The anode in the new batteries is made from Silicon, and they say that this anode is three times more powerful and longer lasting compared to a typical graphite anodes. The cathode they used is made from sulfur powder coated with graphene oxide.

Researchers from Australia and Ireland developed a flexible yarn made from graphene oxide. This strong, lightweight, highly conductive and high capacitance fiber may be a great material for wearable textiles.

The researchers report that the new yarns and fibers exhibit the best electrochemical capacitance ever - of as high as 410 F/g. To create the fiber, the researchers used a novel wet-spinning technique that can produce both GO and r-GO yarns of unlimited lengths. Those yarns are strong (with a Young’s modulus that is greater than 29 GPa), have a high electrical conductivity of around 2500 S/m and a very large surface area about 2600 m2/g for graphene oxide and 2210 m2/g for the reduced material.

UK's GS International (GSI) says that they have been chosen to be the graphite supplier for Norway's Graphene Batteries, a startup that develops graphene-based Li-Ion battery electrodes.
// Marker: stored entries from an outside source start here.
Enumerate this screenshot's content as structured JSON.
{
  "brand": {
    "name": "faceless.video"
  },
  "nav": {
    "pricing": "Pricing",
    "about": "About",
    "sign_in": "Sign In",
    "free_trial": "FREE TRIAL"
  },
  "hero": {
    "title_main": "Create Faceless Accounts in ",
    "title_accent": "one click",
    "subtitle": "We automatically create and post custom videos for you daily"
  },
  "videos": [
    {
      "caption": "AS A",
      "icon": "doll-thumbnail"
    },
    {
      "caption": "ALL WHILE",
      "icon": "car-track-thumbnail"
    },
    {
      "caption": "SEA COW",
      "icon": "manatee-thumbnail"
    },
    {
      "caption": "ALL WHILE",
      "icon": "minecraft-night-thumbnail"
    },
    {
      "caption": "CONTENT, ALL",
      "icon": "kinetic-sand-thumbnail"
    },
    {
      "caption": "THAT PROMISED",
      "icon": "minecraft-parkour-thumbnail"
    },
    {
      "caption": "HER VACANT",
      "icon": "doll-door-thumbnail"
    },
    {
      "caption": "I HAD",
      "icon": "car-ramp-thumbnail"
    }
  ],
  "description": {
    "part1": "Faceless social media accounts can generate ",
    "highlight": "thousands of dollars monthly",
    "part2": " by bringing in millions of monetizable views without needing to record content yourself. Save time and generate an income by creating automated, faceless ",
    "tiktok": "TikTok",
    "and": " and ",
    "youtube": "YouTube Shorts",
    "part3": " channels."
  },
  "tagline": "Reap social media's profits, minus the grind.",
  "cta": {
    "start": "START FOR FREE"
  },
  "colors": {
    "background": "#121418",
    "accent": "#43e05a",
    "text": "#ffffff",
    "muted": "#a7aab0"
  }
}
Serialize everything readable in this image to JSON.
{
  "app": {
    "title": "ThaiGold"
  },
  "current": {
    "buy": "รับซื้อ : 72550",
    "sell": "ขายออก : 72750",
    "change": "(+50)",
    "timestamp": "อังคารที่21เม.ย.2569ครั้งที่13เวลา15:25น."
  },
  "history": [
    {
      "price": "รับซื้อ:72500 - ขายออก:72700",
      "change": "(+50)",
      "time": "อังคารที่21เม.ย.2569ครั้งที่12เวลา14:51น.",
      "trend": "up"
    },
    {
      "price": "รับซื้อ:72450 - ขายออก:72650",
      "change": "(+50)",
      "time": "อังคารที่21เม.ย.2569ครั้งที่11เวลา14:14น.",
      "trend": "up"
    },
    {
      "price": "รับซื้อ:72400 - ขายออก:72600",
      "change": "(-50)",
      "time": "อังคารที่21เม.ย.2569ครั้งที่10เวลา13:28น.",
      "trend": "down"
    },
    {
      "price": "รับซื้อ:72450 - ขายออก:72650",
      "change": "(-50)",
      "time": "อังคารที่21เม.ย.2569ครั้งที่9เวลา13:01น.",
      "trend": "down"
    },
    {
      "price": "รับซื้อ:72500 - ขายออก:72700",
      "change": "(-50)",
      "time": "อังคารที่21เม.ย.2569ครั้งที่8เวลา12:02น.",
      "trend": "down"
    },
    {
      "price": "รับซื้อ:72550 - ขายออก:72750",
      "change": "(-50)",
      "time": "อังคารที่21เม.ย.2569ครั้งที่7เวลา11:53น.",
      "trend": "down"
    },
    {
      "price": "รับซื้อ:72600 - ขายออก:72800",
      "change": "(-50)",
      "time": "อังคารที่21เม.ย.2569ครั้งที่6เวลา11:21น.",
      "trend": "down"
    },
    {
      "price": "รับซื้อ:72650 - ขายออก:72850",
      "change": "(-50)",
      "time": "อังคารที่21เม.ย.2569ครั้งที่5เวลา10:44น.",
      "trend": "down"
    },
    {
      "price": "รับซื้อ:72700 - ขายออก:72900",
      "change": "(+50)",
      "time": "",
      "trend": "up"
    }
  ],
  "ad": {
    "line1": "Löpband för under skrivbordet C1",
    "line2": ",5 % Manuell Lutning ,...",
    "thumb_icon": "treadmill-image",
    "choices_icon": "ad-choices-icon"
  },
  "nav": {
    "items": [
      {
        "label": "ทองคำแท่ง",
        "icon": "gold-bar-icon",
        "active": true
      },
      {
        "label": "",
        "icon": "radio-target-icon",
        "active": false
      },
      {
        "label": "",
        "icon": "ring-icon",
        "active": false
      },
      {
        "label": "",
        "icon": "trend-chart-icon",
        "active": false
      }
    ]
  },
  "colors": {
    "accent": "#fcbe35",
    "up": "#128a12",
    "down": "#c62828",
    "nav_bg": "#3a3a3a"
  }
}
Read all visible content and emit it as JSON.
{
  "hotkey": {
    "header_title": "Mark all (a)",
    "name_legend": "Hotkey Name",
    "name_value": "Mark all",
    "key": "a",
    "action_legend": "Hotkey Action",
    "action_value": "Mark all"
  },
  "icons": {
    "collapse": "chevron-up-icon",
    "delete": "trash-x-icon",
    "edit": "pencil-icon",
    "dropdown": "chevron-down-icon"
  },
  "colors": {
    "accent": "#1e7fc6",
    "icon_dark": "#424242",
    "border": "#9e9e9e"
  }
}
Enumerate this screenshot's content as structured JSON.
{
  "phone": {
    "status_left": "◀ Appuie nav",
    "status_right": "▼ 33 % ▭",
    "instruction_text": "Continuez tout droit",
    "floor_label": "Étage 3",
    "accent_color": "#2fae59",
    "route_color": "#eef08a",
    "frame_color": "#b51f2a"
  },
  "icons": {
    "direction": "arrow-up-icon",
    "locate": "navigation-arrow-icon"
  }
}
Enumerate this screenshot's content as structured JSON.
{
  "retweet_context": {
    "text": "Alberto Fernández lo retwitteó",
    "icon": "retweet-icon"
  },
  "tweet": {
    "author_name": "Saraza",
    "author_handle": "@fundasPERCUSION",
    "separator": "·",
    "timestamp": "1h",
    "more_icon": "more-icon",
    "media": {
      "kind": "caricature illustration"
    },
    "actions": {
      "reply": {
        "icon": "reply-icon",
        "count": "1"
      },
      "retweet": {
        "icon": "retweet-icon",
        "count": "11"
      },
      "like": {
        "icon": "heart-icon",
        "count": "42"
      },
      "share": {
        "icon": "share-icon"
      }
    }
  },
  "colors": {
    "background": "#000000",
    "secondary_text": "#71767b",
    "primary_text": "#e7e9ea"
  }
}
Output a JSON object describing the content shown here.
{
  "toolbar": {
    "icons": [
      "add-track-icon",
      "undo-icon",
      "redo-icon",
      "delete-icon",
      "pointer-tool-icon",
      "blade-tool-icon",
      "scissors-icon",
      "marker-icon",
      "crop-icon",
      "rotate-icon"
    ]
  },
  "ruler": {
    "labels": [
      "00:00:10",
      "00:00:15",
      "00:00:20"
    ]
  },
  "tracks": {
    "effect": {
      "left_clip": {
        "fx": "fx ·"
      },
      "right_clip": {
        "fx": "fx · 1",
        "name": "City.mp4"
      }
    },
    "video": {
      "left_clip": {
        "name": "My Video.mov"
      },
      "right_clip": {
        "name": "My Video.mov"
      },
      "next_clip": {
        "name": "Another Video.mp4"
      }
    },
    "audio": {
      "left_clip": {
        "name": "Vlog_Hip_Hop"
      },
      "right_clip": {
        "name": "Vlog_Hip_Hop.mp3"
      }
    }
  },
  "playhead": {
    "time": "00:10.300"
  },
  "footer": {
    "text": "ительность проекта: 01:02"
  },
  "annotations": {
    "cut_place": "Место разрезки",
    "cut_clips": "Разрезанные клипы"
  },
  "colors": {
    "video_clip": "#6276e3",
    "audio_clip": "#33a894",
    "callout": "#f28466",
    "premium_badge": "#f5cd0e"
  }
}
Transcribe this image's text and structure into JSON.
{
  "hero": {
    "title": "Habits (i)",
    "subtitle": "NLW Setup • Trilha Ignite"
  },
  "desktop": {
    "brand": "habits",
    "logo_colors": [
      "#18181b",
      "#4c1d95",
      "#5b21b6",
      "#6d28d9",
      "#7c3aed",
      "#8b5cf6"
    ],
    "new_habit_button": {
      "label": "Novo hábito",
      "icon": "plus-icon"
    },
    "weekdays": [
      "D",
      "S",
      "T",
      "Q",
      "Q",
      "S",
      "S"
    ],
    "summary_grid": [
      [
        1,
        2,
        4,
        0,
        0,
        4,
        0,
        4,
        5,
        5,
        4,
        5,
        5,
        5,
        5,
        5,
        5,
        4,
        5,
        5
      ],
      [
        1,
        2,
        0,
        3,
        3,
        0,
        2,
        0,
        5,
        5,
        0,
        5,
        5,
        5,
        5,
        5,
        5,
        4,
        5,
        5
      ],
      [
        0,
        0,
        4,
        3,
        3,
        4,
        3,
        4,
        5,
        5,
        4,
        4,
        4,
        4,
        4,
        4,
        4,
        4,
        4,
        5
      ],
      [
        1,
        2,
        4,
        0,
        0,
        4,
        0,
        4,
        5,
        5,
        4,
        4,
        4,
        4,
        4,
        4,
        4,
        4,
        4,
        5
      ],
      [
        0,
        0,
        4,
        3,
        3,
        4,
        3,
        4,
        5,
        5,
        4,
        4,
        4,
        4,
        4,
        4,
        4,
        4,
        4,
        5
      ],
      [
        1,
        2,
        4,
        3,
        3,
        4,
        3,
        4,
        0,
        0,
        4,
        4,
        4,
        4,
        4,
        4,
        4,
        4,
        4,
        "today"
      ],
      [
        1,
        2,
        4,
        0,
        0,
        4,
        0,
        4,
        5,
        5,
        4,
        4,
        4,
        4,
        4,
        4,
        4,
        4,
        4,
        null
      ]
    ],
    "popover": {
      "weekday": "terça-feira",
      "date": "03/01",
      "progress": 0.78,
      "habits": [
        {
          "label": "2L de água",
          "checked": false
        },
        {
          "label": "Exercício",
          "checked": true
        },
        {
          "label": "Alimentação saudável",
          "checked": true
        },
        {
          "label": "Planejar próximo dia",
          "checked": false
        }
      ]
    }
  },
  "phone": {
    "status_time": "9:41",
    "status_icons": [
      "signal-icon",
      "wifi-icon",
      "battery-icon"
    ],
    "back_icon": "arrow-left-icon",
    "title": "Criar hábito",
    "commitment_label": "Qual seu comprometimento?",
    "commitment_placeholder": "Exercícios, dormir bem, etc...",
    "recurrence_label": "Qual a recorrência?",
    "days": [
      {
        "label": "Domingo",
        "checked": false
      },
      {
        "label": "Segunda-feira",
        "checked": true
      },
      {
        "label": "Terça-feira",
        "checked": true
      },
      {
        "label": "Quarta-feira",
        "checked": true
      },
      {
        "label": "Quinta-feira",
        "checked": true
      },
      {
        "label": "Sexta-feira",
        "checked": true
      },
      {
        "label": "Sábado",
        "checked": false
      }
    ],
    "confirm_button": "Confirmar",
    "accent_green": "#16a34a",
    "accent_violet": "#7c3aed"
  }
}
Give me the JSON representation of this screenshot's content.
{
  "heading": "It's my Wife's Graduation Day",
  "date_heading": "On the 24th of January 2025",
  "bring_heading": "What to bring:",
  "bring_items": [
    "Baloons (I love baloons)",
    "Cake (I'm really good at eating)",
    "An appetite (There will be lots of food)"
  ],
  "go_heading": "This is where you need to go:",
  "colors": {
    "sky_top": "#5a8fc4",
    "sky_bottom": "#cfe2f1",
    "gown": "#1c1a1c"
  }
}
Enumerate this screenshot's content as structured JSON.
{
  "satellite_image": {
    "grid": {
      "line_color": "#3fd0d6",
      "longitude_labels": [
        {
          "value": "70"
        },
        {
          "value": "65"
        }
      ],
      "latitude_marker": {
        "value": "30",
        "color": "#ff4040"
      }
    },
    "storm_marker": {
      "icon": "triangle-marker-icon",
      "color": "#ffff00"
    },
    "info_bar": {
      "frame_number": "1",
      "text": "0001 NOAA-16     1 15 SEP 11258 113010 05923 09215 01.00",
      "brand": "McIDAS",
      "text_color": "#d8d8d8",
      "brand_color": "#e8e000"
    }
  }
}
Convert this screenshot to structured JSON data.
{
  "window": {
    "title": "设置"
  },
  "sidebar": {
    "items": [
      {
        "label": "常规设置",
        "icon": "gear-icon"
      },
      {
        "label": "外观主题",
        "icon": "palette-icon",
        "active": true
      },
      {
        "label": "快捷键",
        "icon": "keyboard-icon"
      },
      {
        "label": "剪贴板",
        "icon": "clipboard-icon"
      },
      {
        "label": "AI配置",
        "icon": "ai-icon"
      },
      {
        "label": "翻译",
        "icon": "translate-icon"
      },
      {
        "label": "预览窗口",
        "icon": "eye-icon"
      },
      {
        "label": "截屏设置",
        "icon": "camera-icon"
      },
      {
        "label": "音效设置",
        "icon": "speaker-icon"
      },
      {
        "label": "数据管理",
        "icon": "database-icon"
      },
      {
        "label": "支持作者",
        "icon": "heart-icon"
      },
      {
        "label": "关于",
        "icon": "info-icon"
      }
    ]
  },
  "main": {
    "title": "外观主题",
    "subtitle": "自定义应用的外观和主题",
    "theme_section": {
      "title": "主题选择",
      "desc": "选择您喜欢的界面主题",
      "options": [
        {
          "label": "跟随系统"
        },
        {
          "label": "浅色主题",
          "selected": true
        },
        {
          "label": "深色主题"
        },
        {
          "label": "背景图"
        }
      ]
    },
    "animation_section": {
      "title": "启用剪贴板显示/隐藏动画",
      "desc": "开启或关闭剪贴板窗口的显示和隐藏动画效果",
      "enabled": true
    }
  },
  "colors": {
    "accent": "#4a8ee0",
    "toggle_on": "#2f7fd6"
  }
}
Graphene Batteries reportedly tested over 50 types of graphite before choosing GSI's graphite. GSI is offering high quality natural graphite at $16,000 per ton. GS International, together with the RS Group also aims to become a research partner to Graphene Batteries. The GS Group and GSI also plans to scale-up Graphene Oxide production soon.

Researchers from the University of Pittsburgh and the Qingdao University of Science and Technology are studying drug delivery systems based on graphene oxide nanocomposite films. They found a way to consistently release anti-inflammatory drugs by applying electricity. Such a technique can be useful to treat epilepsy for example - when medication is "waiting inside the body" and will only be released when a seizure starts.

The researchers are using polymer thin films covered with GO nanosheets. They then coat it with an anti-inflammatory drug. This structure is then coated on an electrode. Applying electric current to the electrode causes it to release the drug. By changing the size and thickness of the GO sheets, the researchers can control how much drug is carried.